I thought of three things watching a lot of Raiders-Texans:
1. How sick must the Bears be, as their season goes down the tubes, watching Deshaun Watson and—soon, again—Patrick Mahomes make beautiful football happen for the Texans and Chiefs, two-and-a-half years after they passed on both in the 2017 draft?
2. This was the kind of game, Raiders-Texans, that you felt Oakland was always going to make one more play. The Raiders never trailed for the first 53 minutes, and they just kept trumping every move Houston made. I thought: If Houston’s got any chance, Watson’s going to have to win it. He’s slithery and reliable and so on-point, even when he’s being chased all over creation. And he is ridiculously determined. You cannot teach desire. Watson has Russell Wilson/Tom Brady desire, and if Houston was going to win this game they probably didn’t deserve to win, Watson was going to have to steal it.
3. Some of his plays are so improbable, so rabbit-out-of-a-hat, that he looks like another southern kid at a young age, Brett Favre. Both Watson and Mahomes have some Favre in them.
“I wear 4 for a reason,” Watson told me from Houston. “That last big play, that was definitely a Favre-type play.”
It’s an overreaction to say Watson’s nine-yard TD pass to tight end Darren Fells saved Houston’s season. The 27-24 win over the Raiders advanced them to 5-3 and kept them a half-game behind Indianapolis in the AFC South, which is deceivingly good. The division went 4-0 Sunday.
I would argue, though, that it was the play of the year. Raiders up 24-20 with 6:30 left. At the Oakland 9-yard line, Watson took the shotgun snap. Surprise! Pocket caved. Watson knew he was in trouble right away. “I was trying to buy some time, and the first guy [defensive end Arden Key] kinda grabbed me when I stepped up. I just tried to swing him out.”

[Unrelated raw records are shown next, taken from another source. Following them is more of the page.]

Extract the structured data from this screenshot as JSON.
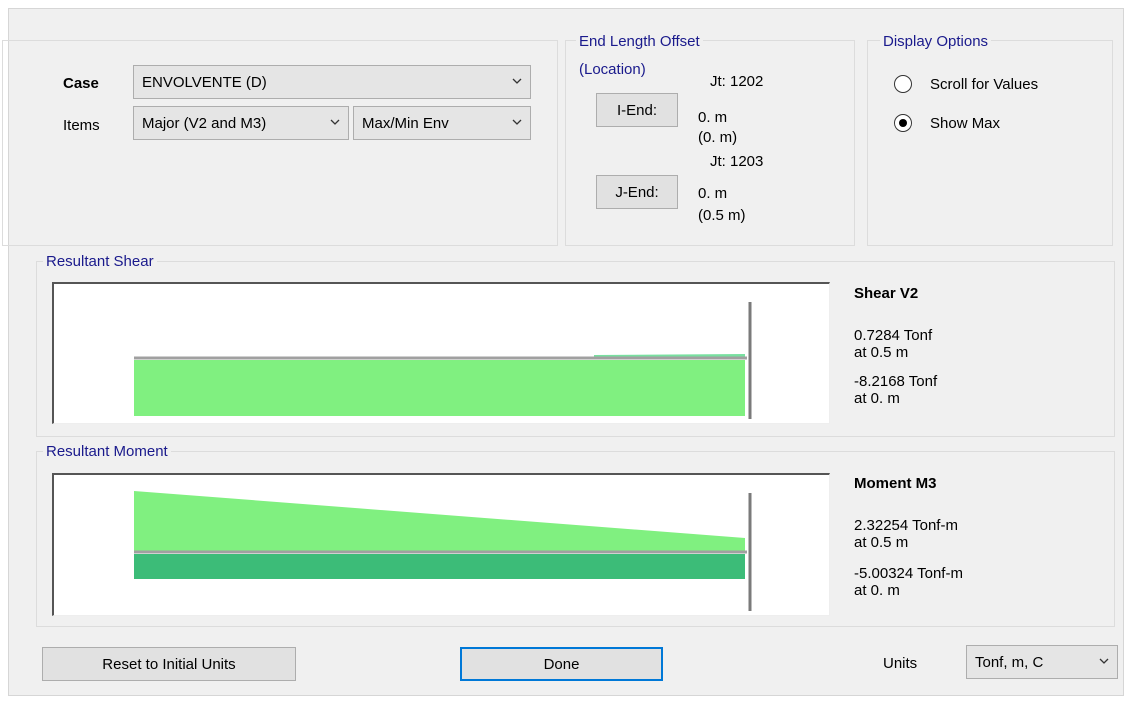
{
  "case": {
    "label": "Case",
    "value": "ENVOLVENTE (D)"
  },
  "items": {
    "label": "Items",
    "component": "Major (V2 and M3)",
    "envelope": "Max/Min Env"
  },
  "end_offset": {
    "title": "End Length Offset",
    "subtitle": "(Location)",
    "i_end_button": "I-End:",
    "i_joint": "Jt: 1202",
    "i_offset": "0. m",
    "i_location": "(0. m)",
    "j_end_button": "J-End:",
    "j_joint": "Jt: 1203",
    "j_offset": "0. m",
    "j_location": "(0.5 m)"
  },
  "display_options": {
    "title": "Display Options",
    "scroll_label": "Scroll for Values",
    "show_max_label": "Show Max",
    "selected": "show_max"
  },
  "shear": {
    "title": "Resultant Shear",
    "heading": "Shear V2",
    "max_value": "0.7284 Tonf",
    "max_at": "at 0.5 m",
    "min_value": "-8.2168 Tonf",
    "min_at": "at 0. m"
  },
  "moment": {
    "title": "Resultant Moment",
    "heading": "Moment M3",
    "max_value": "2.32254 Tonf-m",
    "max_at": "at 0.5 m",
    "min_value": "-5.00324 Tonf-m",
    "min_at": "at 0. m"
  },
  "footer": {
    "reset_button": "Reset to Initial Units",
    "done_button": "Done",
    "units_label": "Units",
    "units_value": "Tonf, m, C"
  },
  "colors": {
    "light_fill": "#80f080",
    "dark_fill": "#3cbc78",
    "baseline": "#a0a0a0",
    "group_title": "#1a1a8c",
    "default_border": "#0078d7"
  }
}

Kinda grabbed me. Truth is, Key had both arms around Watson’s waist. This should have been a sack. But Watson wriggled semi-violently to escape Key at the 17-yard line, and as Key fell to the ground, the top of his right shoe found the gap between the bars on Watson facemask. “Not sure if it caught me in the eyeball, but it went through the [mask] and got me,” Watson said. “My whole left eye just shut—went blank, went blind.”
As Watson regained his balance, he pushed the helmet up almost imperceptibly so he could have a view of the field with his right eye. “That one was starting to go shut too,” he said. “I felt it. All I remember is my tight end rolling right with me, and then the second guy [defensive end Maxx Crosby] started to tackle me. I saw the tight end, and I threw, and I went down. I didn’t see anything when I was down. I just heard the crowd go crazy. Figured we scored. Then I just laid there hoping my eyeball was good.”
Almost sacked twice. Kicked in the face. Left eye reflexively closed. Vaguely sees tight end 19 yards away. Throws while looking out of one eye.
Touchdown. Texans win.
“What am I gonna say?” a crushed Jon Gruden said in the other locker room. “You see Michael Jordan, some of the great athletic plays, you gotta tip your hat to the guy.”
I asked Watson if he knew he was nearly sacked twice on the play by different guys.
“I felt even when they did grab me, I’d have the athleticism to get it out, somewhere,” he said. “I didn’t care what was behind me. I didn’t care what was in front of me. I was gonna make something happen.”
Read those last three sentences from Watson. Isn’t that what you want from your quarterback?
While I spoke to Watson, I looked down at a text that might have been sent just prior to the call, or during it, from a Texans PR staffer. He has to see the doctor again. Please be quick. Watson said the eye is fine, but to be sure, the team will have him checked out today after a night of rest. Expect him to be okay. And it’s not just the Texans who need him. If there is a Game 7 in the World Series on Wednesday night, Watson is due on the field before the game to do something to fire up the Astros crowd. My guess: It’ll be effective.